Die Größe der Portion richtet sich nach der Anzahl der Kinder. Für die 65 Schüler der Marienberger Förderschule gibt es jede Woche 13,5 Kilogramm Obst und Gemüse sowie jeweils ein Trinkpäckchen Vollmilch. Den beim Landesamt gelisteten Zulieferer hat sich die Schule selbst gesucht. Liefertermin ist immer dienstags . Der Stundenplan wurde so abgestimmt, dass die Zweier oder Vierer im Ernährungsunterricht das Buffet für die Frühstückspause vorbereiten können. „Das klappt prima, die Kinder sind begeistert“, sagt Ute Treffkorn. Vorige Woche gab es zum ersten Mal Mangos. „Die Früchte kannten viele noch gar nicht“, berichtet die Lehrerin.

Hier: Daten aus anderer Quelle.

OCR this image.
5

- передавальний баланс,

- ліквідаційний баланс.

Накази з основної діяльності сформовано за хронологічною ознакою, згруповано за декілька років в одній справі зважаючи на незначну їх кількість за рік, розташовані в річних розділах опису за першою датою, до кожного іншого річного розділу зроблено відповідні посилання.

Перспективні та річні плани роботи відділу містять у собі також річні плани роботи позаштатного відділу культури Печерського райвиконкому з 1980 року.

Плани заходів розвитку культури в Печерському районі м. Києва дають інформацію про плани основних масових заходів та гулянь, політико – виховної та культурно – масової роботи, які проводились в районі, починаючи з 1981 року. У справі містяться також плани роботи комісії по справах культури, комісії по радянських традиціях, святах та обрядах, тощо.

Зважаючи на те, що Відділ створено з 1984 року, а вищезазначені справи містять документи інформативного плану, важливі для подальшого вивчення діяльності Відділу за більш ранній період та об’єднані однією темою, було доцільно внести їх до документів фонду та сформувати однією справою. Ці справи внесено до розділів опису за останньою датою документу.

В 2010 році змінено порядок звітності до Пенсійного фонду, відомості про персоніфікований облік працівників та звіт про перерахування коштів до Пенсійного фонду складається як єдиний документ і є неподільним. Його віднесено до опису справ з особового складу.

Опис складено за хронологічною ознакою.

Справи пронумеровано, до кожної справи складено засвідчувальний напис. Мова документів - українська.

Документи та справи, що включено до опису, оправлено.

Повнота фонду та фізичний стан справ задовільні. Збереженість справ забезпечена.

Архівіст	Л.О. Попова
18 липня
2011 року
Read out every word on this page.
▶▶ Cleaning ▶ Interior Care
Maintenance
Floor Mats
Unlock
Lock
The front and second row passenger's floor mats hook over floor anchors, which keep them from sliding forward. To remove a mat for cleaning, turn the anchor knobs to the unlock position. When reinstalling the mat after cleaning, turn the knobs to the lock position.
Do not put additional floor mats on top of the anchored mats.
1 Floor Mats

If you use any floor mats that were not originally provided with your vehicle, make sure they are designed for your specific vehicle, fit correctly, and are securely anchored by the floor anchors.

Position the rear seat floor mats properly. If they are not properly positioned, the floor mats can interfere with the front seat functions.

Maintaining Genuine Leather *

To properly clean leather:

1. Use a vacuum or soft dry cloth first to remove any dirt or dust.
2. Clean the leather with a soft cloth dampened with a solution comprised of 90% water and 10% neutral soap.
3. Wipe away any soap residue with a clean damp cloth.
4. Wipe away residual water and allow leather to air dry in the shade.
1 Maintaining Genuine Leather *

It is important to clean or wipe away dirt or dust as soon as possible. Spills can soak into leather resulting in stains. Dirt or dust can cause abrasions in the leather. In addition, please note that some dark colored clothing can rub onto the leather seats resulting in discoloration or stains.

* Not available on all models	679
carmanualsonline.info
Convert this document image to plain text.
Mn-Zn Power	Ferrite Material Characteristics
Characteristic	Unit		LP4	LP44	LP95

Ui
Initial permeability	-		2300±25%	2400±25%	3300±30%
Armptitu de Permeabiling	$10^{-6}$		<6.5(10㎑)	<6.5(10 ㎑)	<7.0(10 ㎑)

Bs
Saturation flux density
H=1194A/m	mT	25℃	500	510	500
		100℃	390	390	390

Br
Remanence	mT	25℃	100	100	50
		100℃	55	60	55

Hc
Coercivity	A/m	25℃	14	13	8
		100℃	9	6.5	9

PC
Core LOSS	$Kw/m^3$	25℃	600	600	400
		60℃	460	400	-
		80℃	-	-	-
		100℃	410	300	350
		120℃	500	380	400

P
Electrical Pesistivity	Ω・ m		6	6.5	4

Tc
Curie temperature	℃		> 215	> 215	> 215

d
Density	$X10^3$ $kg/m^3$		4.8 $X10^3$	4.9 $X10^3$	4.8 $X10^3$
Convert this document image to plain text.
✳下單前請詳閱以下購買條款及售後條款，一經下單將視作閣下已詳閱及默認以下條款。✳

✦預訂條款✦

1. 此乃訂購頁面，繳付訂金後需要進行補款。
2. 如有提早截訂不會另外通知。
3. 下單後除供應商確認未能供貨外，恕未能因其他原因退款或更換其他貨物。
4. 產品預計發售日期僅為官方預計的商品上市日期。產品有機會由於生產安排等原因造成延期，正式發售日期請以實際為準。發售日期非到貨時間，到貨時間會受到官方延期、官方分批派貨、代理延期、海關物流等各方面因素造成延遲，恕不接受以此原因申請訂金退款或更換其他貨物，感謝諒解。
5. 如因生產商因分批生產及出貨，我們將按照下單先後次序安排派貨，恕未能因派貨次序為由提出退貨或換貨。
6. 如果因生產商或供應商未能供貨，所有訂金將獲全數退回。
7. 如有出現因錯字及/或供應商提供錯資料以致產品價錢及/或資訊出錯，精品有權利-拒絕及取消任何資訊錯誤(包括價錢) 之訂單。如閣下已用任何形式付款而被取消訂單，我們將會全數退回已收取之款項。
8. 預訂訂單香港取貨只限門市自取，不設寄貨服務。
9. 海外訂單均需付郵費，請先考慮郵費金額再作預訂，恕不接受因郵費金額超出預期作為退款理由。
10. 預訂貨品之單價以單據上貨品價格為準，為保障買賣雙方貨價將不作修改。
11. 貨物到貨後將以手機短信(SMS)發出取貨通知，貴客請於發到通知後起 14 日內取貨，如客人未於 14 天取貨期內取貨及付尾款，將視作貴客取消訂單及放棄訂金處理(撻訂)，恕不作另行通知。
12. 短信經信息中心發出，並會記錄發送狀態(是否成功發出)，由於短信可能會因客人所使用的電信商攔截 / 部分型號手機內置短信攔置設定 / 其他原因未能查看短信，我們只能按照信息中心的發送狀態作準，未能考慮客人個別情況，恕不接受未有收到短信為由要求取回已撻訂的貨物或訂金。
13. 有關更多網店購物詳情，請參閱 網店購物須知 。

„Im Essverhalten der Kinder ist eine Veränderung spürbar.“
Um Annahme, Lagerung, Vorbereitung und Verteilung der Extra-Portionen müssen sich die Einrichtungen selbst kümmern, was besonders an großen Kitas und Schulen nicht immer einfach ist. An der Grundschule Thalheim etwa, die für ihre 260 Schüler rund 50 Kilogramm Obst und Gemüse erhält, ist das Programm Bestandteil des Ganztagsunterrichts. „Zudem helfen der Hort und eine Mitarbeiterin der Stadt“, erklärt die stellvertretende Leiterin Anne Remus von Bergen. Das funktioniere gut, und die Mühe lohne sich: „Im Essverhalten der Kinder ist eine Veränderung spürbar.“ In der Grundschule Elterlein werden die Portionen an zwei Tagen verteilt. „Das geht, muss aber gut organisiert sein“, sagt Leiterin Karina Gerlach. In Gornau wird ebenfalls zweimal in der Woche gesund gefrühstückt. „Alles schön klein geschnitten – das mögen die Kinder am liebsten“, erzählt Christina Loth, Leiterin der Grundschule. In der Kindertagesstätte „Borstel“ in Borstendorf helfen alle Erzieherinnen, um aus der 14-tägigen Joghurt-Lieferung zweimal in der Woche mundgerechte Portionen für 46 Kinder zu machen. Leiterin Evelyn Richter: „Klar ist das zusätzliche Arbeit.“ Eigeninitiative war in der Kindertagesstätte „Bummi“ in Thum erforderlich. „Wir hatten zunächst Schwierigkeiten, einen Lieferanten zu finden. Jetzt haben wir einen, der uns einmal im Monat beliefert“, berichtet Claudia Beyer. Den Kühlschrank, um den Joghurt auch lagern zu können, habe die Kirchgemeinde zur Verfügung gestellt, freut sich die Leiterin der Einrichtung.